Police resorted to pepper spray and ‘pain compliance’ techniques in an effort to get a protester to unlock himself from a vehicle at Doubtful Creek yesterday.
About 50 protesters, including two men who locked on, held up the company’s exit from the property at Metgasco’s CSG test drilling site until early evening.
One man, who was locked on to a ‘dragon’ buried at the front gate to Eden Creek State Forest, held up the convoy for most of the day.
As he was removed by police in the late afternoon, protesters sat in front of vehicles leaving the park. A second man, Gareth, locked on to one of the components on the underside of the truck at around 5pm.
In an exclusive interview with Echonetdaily, Gareth said three police officers, including two local police and one from police rescue, sprayed capsicum spray in his eyes in an effort to force him to unlock himself.
‘They held the capsicum spray up to my face and filled my eyes full of capsicum spray,’ he said.
‘When I wouldn’t unlock, they then used pain compliance techniques. They were pinching my elbows and pushing down on my foot into a straight position.’

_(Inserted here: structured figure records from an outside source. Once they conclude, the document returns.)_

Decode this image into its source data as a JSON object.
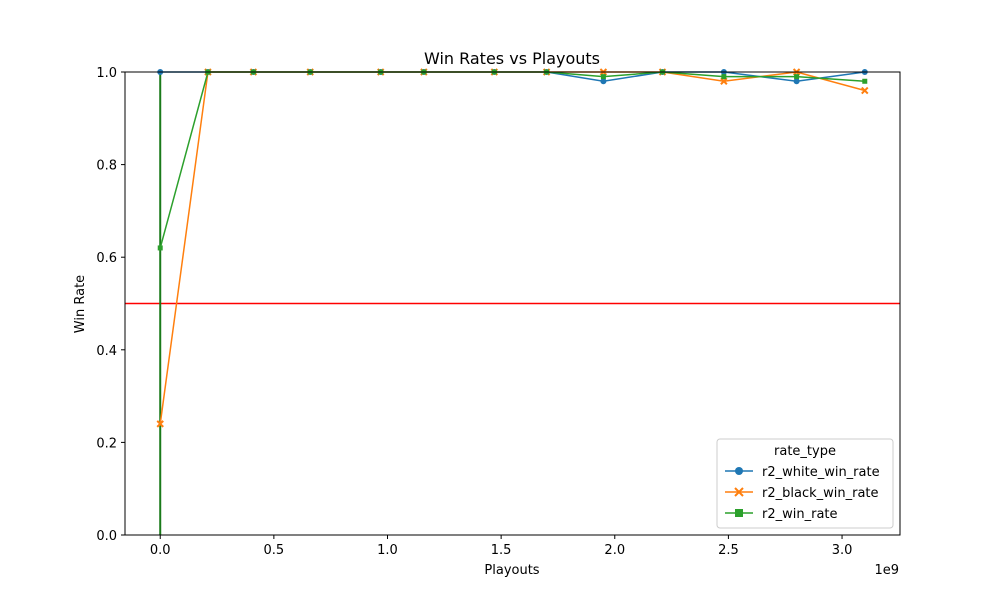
{
  "chart_data": {
    "type": "line",
    "title": "Win Rates vs Playouts",
    "xlabel": "Playouts",
    "ylabel": "Win Rate",
    "x_offset_label": "1e9",
    "xlim": [
      -0.155,
      3.255
    ],
    "ylim": [
      0.0,
      1.0
    ],
    "x_ticks": [
      0.0,
      0.5,
      1.0,
      1.5,
      2.0,
      2.5,
      3.0
    ],
    "x_tick_labels": [
      "0.0",
      "0.5",
      "1.0",
      "1.5",
      "2.0",
      "2.5",
      "3.0"
    ],
    "y_ticks": [
      0.0,
      0.2,
      0.4,
      0.6,
      0.8,
      1.0
    ],
    "y_tick_labels": [
      "0.0",
      "0.2",
      "0.4",
      "0.6",
      "0.8",
      "1.0"
    ],
    "grid": false,
    "legend": {
      "title": "rate_type",
      "placement": "lower right"
    },
    "reference_line": {
      "y": 0.5,
      "color": "#ff0000"
    },
    "vertical_line": {
      "x": 0.0,
      "y_from": 0.0,
      "y_to": 1.0,
      "color": "#1a7a1a"
    },
    "x": [
      0.0,
      0.21,
      0.41,
      0.66,
      0.97,
      1.16,
      1.47,
      1.7,
      1.95,
      2.21,
      2.48,
      2.8,
      3.1
    ],
    "series": [
      {
        "name": "r2_white_win_rate",
        "color": "#1f77b4",
        "marker": "circle",
        "values": [
          1.0,
          1.0,
          1.0,
          1.0,
          1.0,
          1.0,
          1.0,
          1.0,
          0.98,
          1.0,
          1.0,
          0.98,
          1.0
        ]
      },
      {
        "name": "r2_black_win_rate",
        "color": "#ff7f0e",
        "marker": "x",
        "values": [
          0.24,
          1.0,
          1.0,
          1.0,
          1.0,
          1.0,
          1.0,
          1.0,
          1.0,
          1.0,
          0.98,
          1.0,
          0.96
        ]
      },
      {
        "name": "r2_win_rate",
        "color": "#2ca02c",
        "marker": "square",
        "values": [
          0.62,
          1.0,
          1.0,
          1.0,
          1.0,
          1.0,
          1.0,
          1.0,
          0.99,
          1.0,
          0.99,
          0.99,
          0.98
        ]
      }
    ]
  }
}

‘They did it for a short period of time. They realised that it was just pissing me off and that it wasn’t going to work, and they stopped at the instigation of the police rescue guy.’
Gareth said they then went about cutting him free of the locking device, a process that took about two hours.
Gareth was arrested and taken to Lismore Police station; his identity was established but he wasn’t charged. Undaunted, he has since returned to the protest site.
‘The truck did leave last night, owing to the strong police presence; however, the drill rig, which is symbolic as the number one earth desecrator, is still in the yard,’ he said this morning.
Gareth said there are about 50 protesters but currently no police at the site.
He added that protesters were all in high spirits.
Gareth said he took his action because of the lack of consent of the Githabul landholders to the company’s activities.
‘This activity on Githabul sovereign land without the consent of the Githabul elders in council is part of the ongoing genocide. I locked on yesterday to point this out. The consent of the tribal owners of this land has never been given to this fracking activity.’
According to freelance reporter Marie Cameron, it took police seven hours and a backhoe to release the first ‘Simmo’ (nickname for someone who locks on).
‘Police rescue unit and an ambulance attended; [later a ] back hoe was brought in. After seven hours and the use of a spade, a crow bar, an angle grinder, a back hoe and a jack hammer Simmo was freed.’
She added that when the second lock on happened, ‘the trucks were stopped and police had protesters coming at them from every direction’.
After Gareth was freed she said the police directed the trucks to turn right.
‘Straight away a coffin draped with an aboriginal flag carried by pall bearers formed a procession and a large group of people proceeded to walk down Knights Road at a funeral pace. Lead by Doubtful Creek man Daniel Peterson carrying a protest damaged aboriginal flag the somber march slowed the trucks down.
‘In view of the property and the family who had signed the Metgasco agreement that allowed the CSG well into area people chanted “we shall not be moved.” The police had to deal with a scrum of unhappy protesters. Police did succeed in moving them to one side allowing the trucks to gain speed and leave the protest behind. Protester angst increased and the police were left with an unhappy mob. Very quickly a set of handcuffs were placed on a man and the crowd showed equal determination that he would be freed.
‘At the same time on Bolans Road the trucks encountered an empty car wedged onto an old wooden bridge. Police had to drag it backwards up a hill to allow the trucks to pass.
‘At around 6pm all the trucks that could leave were gone but the rig was still inside the forest. The Doubtful Creek protest is not over yet.’
Protesters expect the rig’s owner, AJ Lucas, to attempt to remove it today.